Accounting standards are like signs on a long highway – the driver has to make the right judgment. Venkatram argues for maturity in disclosure standards.“We need better enforcement,” he says. Independent directors, market regulators and other stakeholders – especially domestic and foreign institutional investors – need to be vigilant and challenge promoters if they stray from the road. Satyam Computers became India’s first information technology company to adopt IFRS, way back in 2008. History has shown that it was not enough.

The Pros and Cons of IFRS

India was supposed to implement International Financial Reporting Standards, or IFRS, by April 2011. It has deferred this indefinitely, and insisted on many modifications to the standards –accounting boffins call them ‘carve-outs’ – as they relate to areas such as agriculture, real estate, financial instruments and goodwill. It makes sense to adapt IFRS to the realities of a particular country, but a large number of carveouts defeats the purpose of global standards.

An example of necessary tweaking is China’s decision to modify the IFRS on ‘related party transactions’ to reflect state ownership of many companies on the mainland. The ‘related party’clause will not necessarily apply to Chinese companies. But in India’s case, the European Commission, an executive body of the European Union, has warned that the country risks“creating a country-specific version of the IFRS that differs from those used worldwide”.

Among those who defend India’s right to choose its own accounting standards is N. Venkatram, Partner at Deloitte Haskins & Sells, a global consulting firm. “Every government has a responsibility towards its own economy,” he says. He cites the example of India’s conservative standards for banking, saying they ensured the sector was rock-steady when the global downturn traumatised the industry worldwide.
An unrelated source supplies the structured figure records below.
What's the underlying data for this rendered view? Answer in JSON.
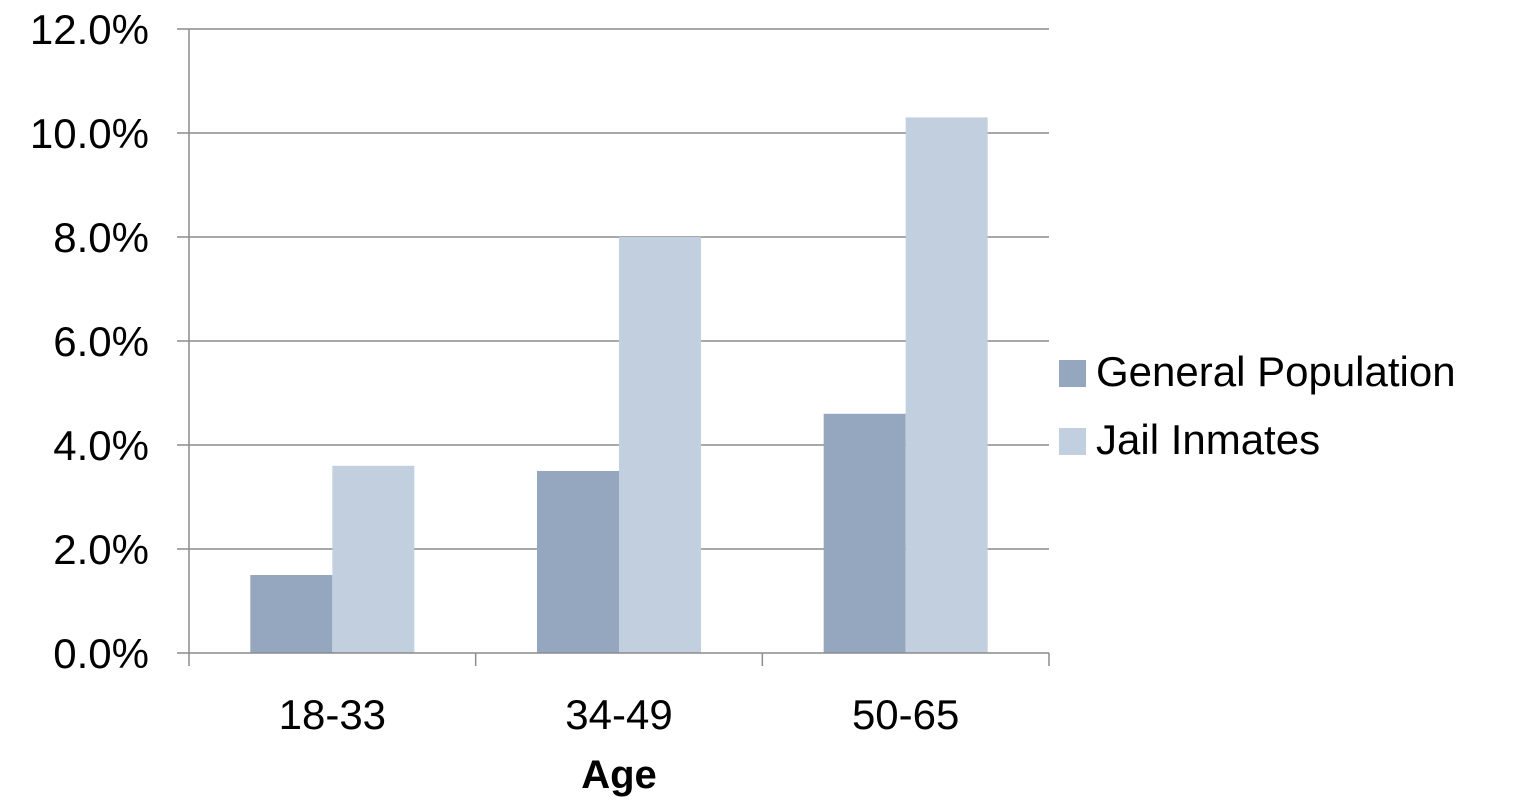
{
  "chart_data": {
    "type": "bar",
    "categories": [
      "18-33",
      "34-49",
      "50-65"
    ],
    "series": [
      {
        "name": "General Population",
        "values": [
          1.5,
          3.5,
          4.6
        ],
        "color": "#95a7bf"
      },
      {
        "name": "Jail Inmates",
        "values": [
          3.6,
          8.0,
          10.3
        ],
        "color": "#c1cfdf"
      }
    ],
    "y_ticks": [
      "0.0%",
      "2.0%",
      "4.0%",
      "6.0%",
      "8.0%",
      "10.0%",
      "12.0%"
    ],
    "ylim": [
      0,
      12
    ],
    "unit": "%",
    "xlabel": "Age",
    "ylabel": "",
    "grid": true,
    "legend_position": "right",
    "gridline_color": "#8c8c8c"
  }
}
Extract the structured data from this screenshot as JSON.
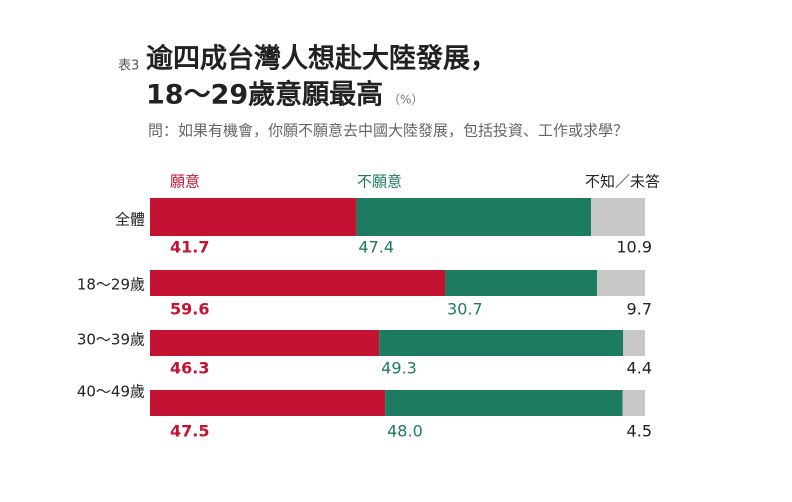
{
  "chart_data": {
    "type": "stacked-bar",
    "label": "表3",
    "title": "逾四成台灣人想赴大陸發展，",
    "title_line2": "18〜29歲意願最高",
    "unit": "（%）",
    "subtitle": "問：如果有機會，你願不願意去中國大陸發展，包括投資、工作或求學？",
    "categories": [
      "全體",
      "18〜29歲",
      "30〜39歲",
      "40〜49歲"
    ],
    "series": [
      {
        "name": "願意",
        "color": "#c41332",
        "values": [
          41.7,
          59.6,
          46.3,
          47.5
        ]
      },
      {
        "name": "不願意",
        "color": "#1c7b60",
        "values": [
          47.4,
          30.7,
          49.3,
          48.0
        ],
        "value_labels": [
          "47.4",
          "30.7",
          "49.3",
          "48.0"
        ]
      },
      {
        "name": "不知／未答",
        "color": "#c8c8c8",
        "values": [
          10.9,
          9.7,
          4.4,
          4.5
        ]
      }
    ],
    "xlim": [
      0,
      100
    ]
  }
}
Dolphy D’Souza, Partner, Ernst & Young India, has a different view. “The initial modification may be a starting point, but ultimately, the market reality will bind India to adopt IFRS in totality,” he says. Many accountants and analysts agree that the main concern that global standards seek to address is clarity in accounting, so that companies do not take investors for a ride. Where there is scope for differing interpretations, they say, the standards tend to be principle-based. IFRS may not be able to put a definitive end to accounting jugglery and auditors’ qualifications. However, D’Souza says:“Given that many countries have already adopted IFRS, ambiguity and the scope for multiple interpretations are substantially reduced.”